Optical and mechanical characterization of 3D-printing polymer-based resin materials for fixed dental restorations: influence of building orientation

Abstract

Color and optical properties of materials hold special significance in emulating the natural appearance of teeth. A comprehensive understanding of the characteristics of color based on visual perception and the aesthetic appearance of dental resins, derived from their optical properties, can assist dental practitioners in the selection of suitable materials and shades, facilitating the attainment of a lifelike appearance in dental restorations. 3D printing resins are frequently used for the manufacture of temporary fixed partial restorations, which should fullfil adequately the esthetic demands of patients and clinicians. However, studies addressing questions concerning color characteristics and optical properties of 3D printed restorative dental materials are scarce in the current literature. Diverse factors, including printing parameters, layer thickness, and the specific printer employed, exert influence over the final material characteristics. The printing angle, printing orientation, or build direction, which refers to the orientation of layer construction, stands as a crucial parameter during the initial stages of additive manufacturing (AM) processes, capable of aiding in modulating the anisotropy and physical vulnerabilities inherent in printed materials produced through layering fabrication techniques.

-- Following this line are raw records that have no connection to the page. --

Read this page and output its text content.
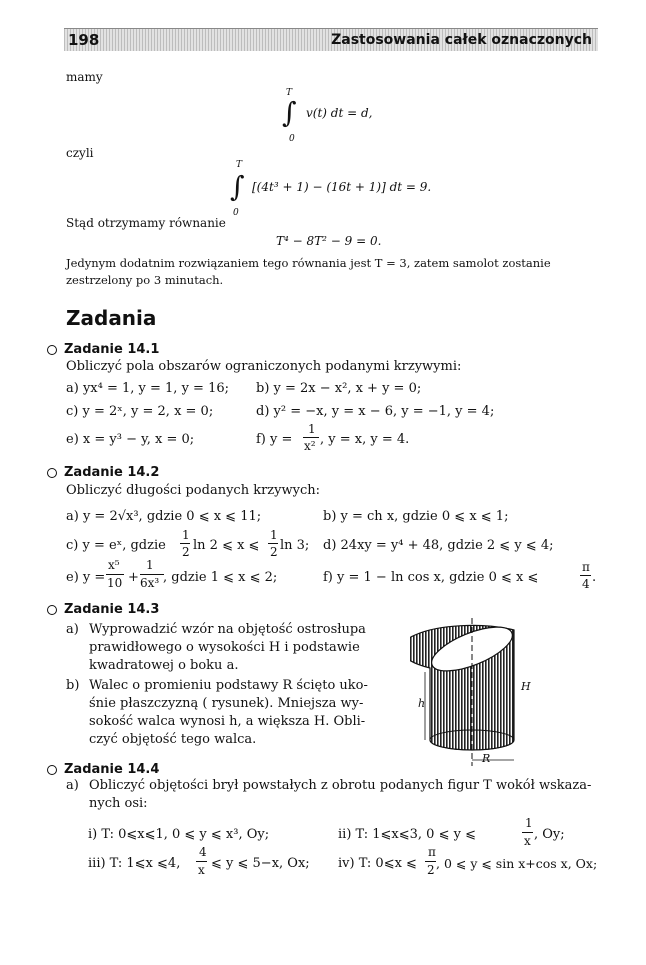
198	Zastosowania całek oznaczonych
mamy
T
∫
0
v(t) dt = d,
czyli
T
∫
0
[(4t³ + 1) − (16t + 1)] dt = 9.
Stąd otrzymamy równanie
T⁴ − 8T² − 9 = 0.
Jedynym dodatnim rozwiązaniem tego równania jest T = 3, zatem samolot zostanie
zestrzelony po 3 minutach.
Zadania
Zadanie 14.1
Obliczyć pola obszarów ograniczonych podanymi krzywymi:
a) yx⁴ = 1, y = 1, y = 16; b) y = 2x − x², x + y = 0;
c) y = 2ˣ, y = 2, x = 0;	d) y² = −x, y = x − 6, y = −1, y = 4;
e) x = y³ − y, x = 0;	f) y =
1
x² , y = x, y = 4.
Zadanie 14.2
Obliczyć długości podanych krzywych:
a) y = 2√x³, gdzie 0 ⩽ x ⩽ 11;	b) y = ch x, gdzie 0 ⩽ x ⩽ 1;
c) y = eˣ, gdzie
1
2 ln 2 ⩽ x ⩽
1
2 ln 3; d) 24xy = y⁴ + 48, gdzie 2 ⩽ y ⩽ 4;
e) y =
x⁵
10 +
1
6x³ , gdzie 1 ⩽ x ⩽ 2;	f) y = 1 − ln cos x, gdzie 0 ⩽ x ⩽
π
4 .
Zadanie 14.3
a) Wyprowadzić wzór na objętość ostrosłupa
prawidłowego o wysokości H i podstawie
kwadratowej o boku a.
b) Walec o promieniu podstawy R ścięto uko-
śnie płaszczyzną ( rysunek). Mniejsza wy-
sokość walca wynosi h, a większa H. Obli-
czyć objętość tego walca.
H
h
R
Zadanie 14.4
a) Obliczyć objętości brył powstałych z obrotu podanych figur T wokół wskaza-
nych osi:
i) T: 0⩽x⩽1, 0 ⩽ y ⩽ x³, Oy;	ii) T: 1⩽x⩽3, 0 ⩽ y ⩽
1
x , Oy;
iii) T: 1⩽x ⩽4,
4
x ⩽ y ⩽ 5−x, Ox; iv) T: 0⩽x ⩽
π
2 , 0 ⩽ y ⩽ sin x+cos x, Ox;
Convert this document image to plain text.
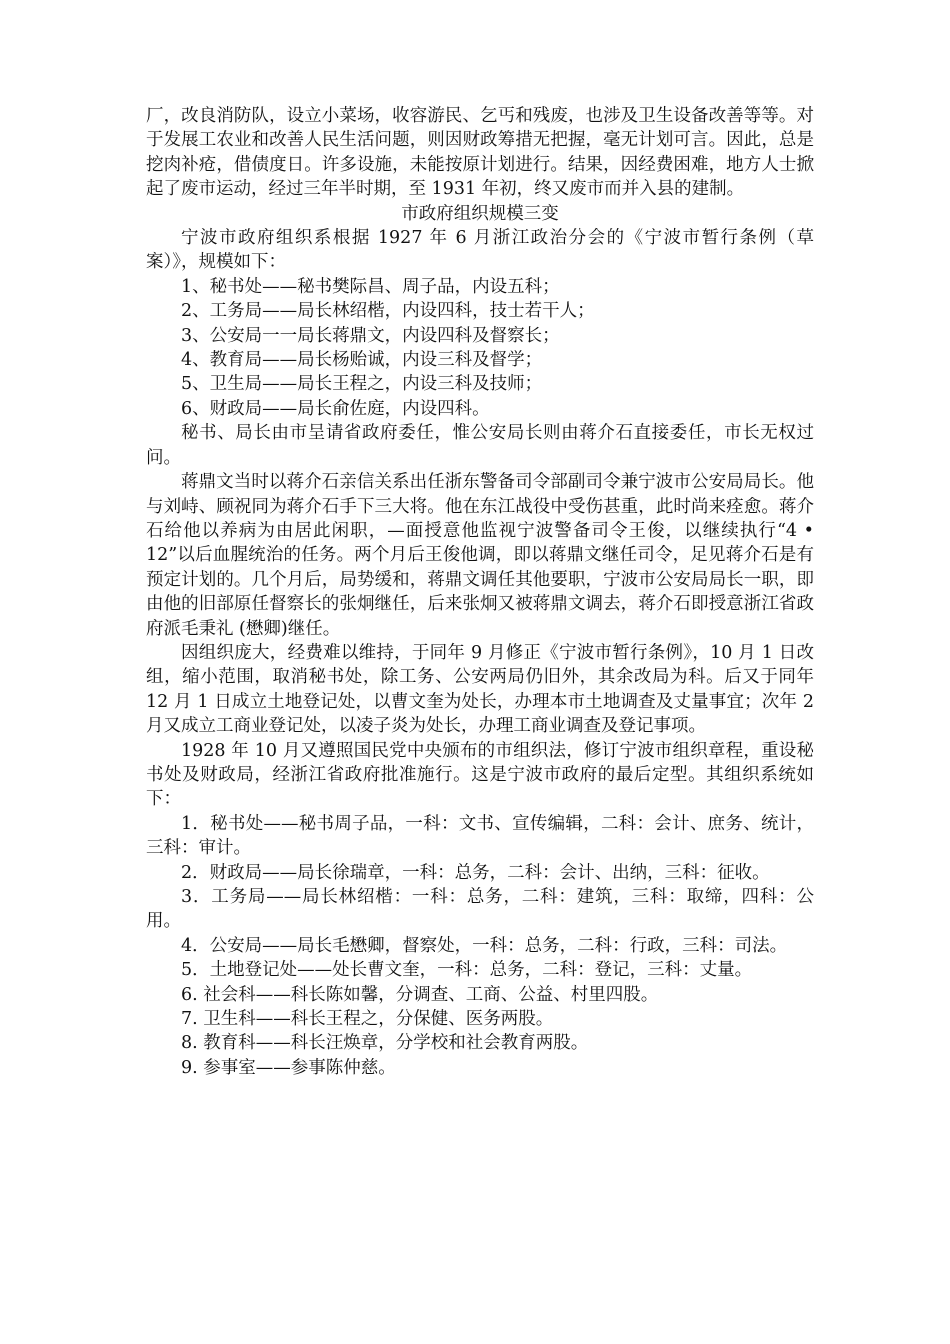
厂，改良消防队，设立小菜场，收容游民、乞丐和残废，也涉及卫生设备改善等等。对于发展工农业和改善人民生活问题，则因财政筹措无把握，毫无计划可言。因此，总是挖肉补疮，借债度日。许多设施，未能按原计划进行。结果，因经费困难，地方人士掀起了废市运动，经过三年半时期，至 1931 年初，终又废市而并入县的建制。

市政府组织规模三变

宁波市政府组织系根据 1927 年 6 月浙江政治分会的《宁波市暂行条例（草案）》，规模如下：

1、秘书处——秘书樊际昌、周子品，内设五科；

2、工务局——局长林绍楷，内设四科，技士若干人；

3、公安局一一局长蒋鼎文，内设四科及督察长；

4、教育局——局长杨贻诚，内设三科及督学；

5、卫生局——局长王程之，内设三科及技师；

6、财政局——局长俞佐庭，内设四科。

秘书、局长由市呈请省政府委任，惟公安局长则由蒋介石直接委任，市长无权过问。

蒋鼎文当时以蒋介石亲信关系出任浙东警备司令部副司令兼宁波市公安局局长。他与刘峙、顾祝同为蒋介石手下三大将。他在东江战役中受伤甚重，此时尚来痊愈。蒋介石给他以养病为由居此闲职，—面授意他监视宁波警备司令王俊，以继续执行“4 • 12”以后血腥统治的任务。两个月后王俊他调，即以蒋鼎文继任司令，足见蒋介石是有预定计划的。几个月后，局势缓和，蒋鼎文调任其他要职，宁波市公安局局长一职，即由他的旧部原任督察长的张炯继任，后来张炯又被蒋鼎文调去，蒋介石即授意浙江省政府派毛秉礼 (懋卿)继任。

因组织庞大，经费难以维持，于同年 9 月修正《宁波市暂行条例》，10 月 1 日改组，缩小范围，取消秘书处，除工务、公安两局仍旧外，其余改局为科。后又于同年 12 月 1 日成立土地登记处，以曹文奎为处长，办理本市土地调查及丈量事宜；次年 2 月又成立工商业登记处，以凌子炎为处长，办理工商业调查及登记事项。

1928 年 10 月又遵照国民党中央颁布的市组织法，修订宁波市组织章程，重设秘书处及财政局，经浙江省政府批准施行。这是宁波市政府的最后定型。其组织系统如下：

1．秘书处——秘书周子品，一科：文书、宣传编辑，二科：会计、庶务、统计，三科：审计。

2．财政局——局长徐瑞章，一科：总务，二科：会计、出纳，三科：征收。

3．工务局——局长林绍楷：一科：总务，二科：建筑，三科：取缔，四科：公用。

4．公安局——局长毛懋卿，督察处，一科：总务，二科：行政，三科：司法。

5．土地登记处——处长曹文奎，一科：总务，二科：登记，三科：丈量。

6. 社会科——科长陈如馨，分调查、工商、公益、村里四股。

7. 卫生科——科长王程之，分保健、医务两股。

8. 教育科——科长汪焕章，分学校和社会教育两股。

9. 参事室——参事陈仲慈。
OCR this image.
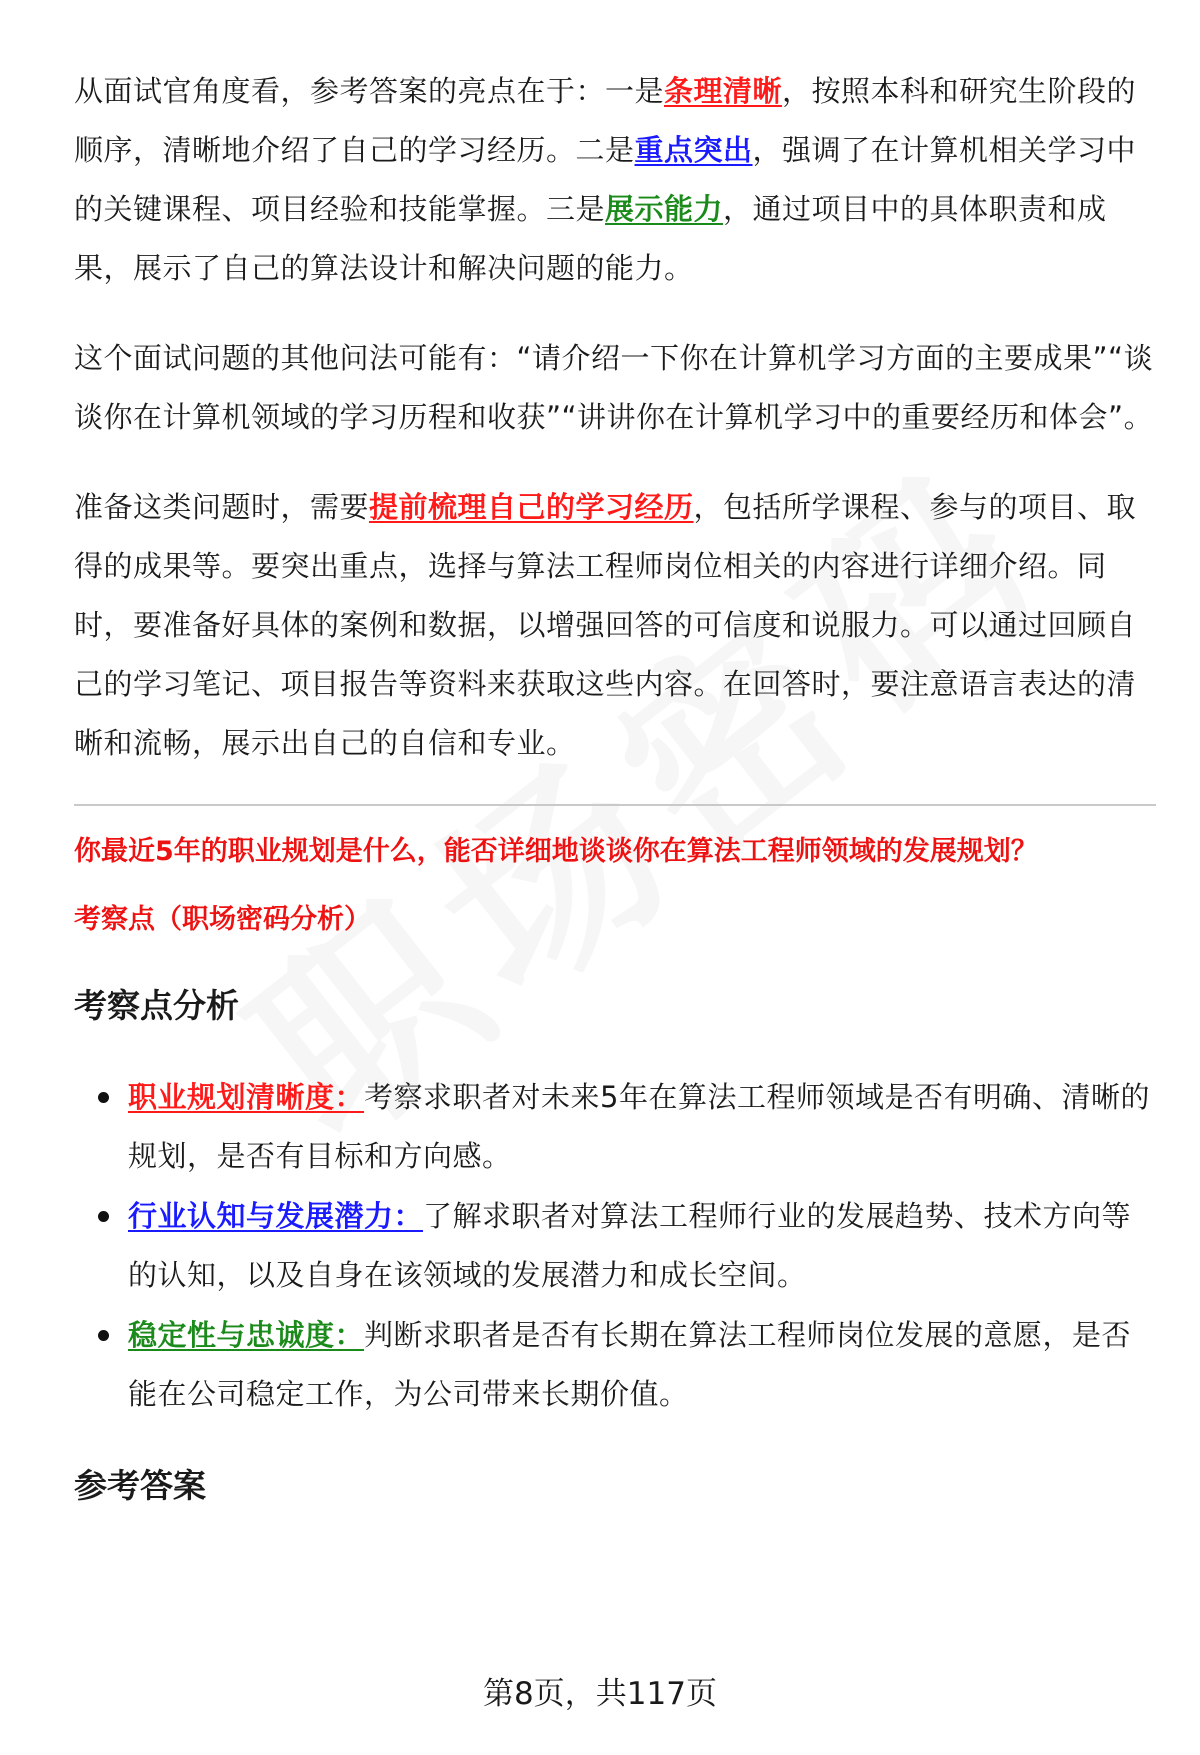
从面试官角度看，参考答案的亮点在于：一是条理清晰，按照本科和研究生阶段的顺序，清晰地介绍了自己的学习经历。二是重点突出，强调了在计算机相关学习中的关键课程、项目经验和技能掌握。三是展示能力，通过项目中的具体职责和成果，展示了自己的算法设计和解决问题的能力。

这个面试问题的其他问法可能有：“请介绍一下你在计算机学习方面的主要成果”“谈谈你在计算机领域的学习历程和收获”“讲讲你在计算机学习中的重要经历和体会”。

准备这类问题时，需要提前梳理自己的学习经历，包括所学课程、参与的项目、取得的成果等。要突出重点，选择与算法工程师岗位相关的内容进行详细介绍。同时，要准备好具体的案例和数据，以增强回答的可信度和说服力。可以通过回顾自己的学习笔记、项目报告等资料来获取这些内容。在回答时，要注意语言表达的清晰和流畅，展示出自己的自信和专业。

你最近5年的职业规划是什么，能否详细地谈谈你在算法工程师领域的发展规划？
考察点（职场密码分析）
考察点分析
职业规划清晰度：考察求职者对未来5年在算法工程师领域是否有明确、清晰的规划，是否有目标和方向感。
行业认知与发展潜力：了解求职者对算法工程师行业的发展趋势、技术方向等的认知，以及自身在该领域的发展潜力和成长空间。
稳定性与忠诚度：判断求职者是否有长期在算法工程师岗位发展的意愿，是否能在公司稳定工作，为公司带来长期价值。
参考答案
第8页，共117页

It has been demonstrated that the printing orientation has an influence on both the mechanical properties and the printing accuracy of 3D-printed restorative resins. In this sense, mechanical behavior characterization of polymeric dental materials involves the assessment of both flexural strength (σf) and elastic or Young's modulus (E). Furthermore, the colorimetric behavior and optical properties of these resins could also be affected by the printing orientation of the resin structures. To date, there is a lack of information regarding how printing orientation and structural thickness affects the color, translucency and other optical properties (including scattering, absorption, light reflectance and transmittance) of 3D printed resins, justifying the need for further studies. This information is crucial for an effective management of these materials, and to meet the growing esthetic expectations of patients. In this context, the present Doctoral Thesis involves several studies designed and carried out to address and resolve the mentioned issues.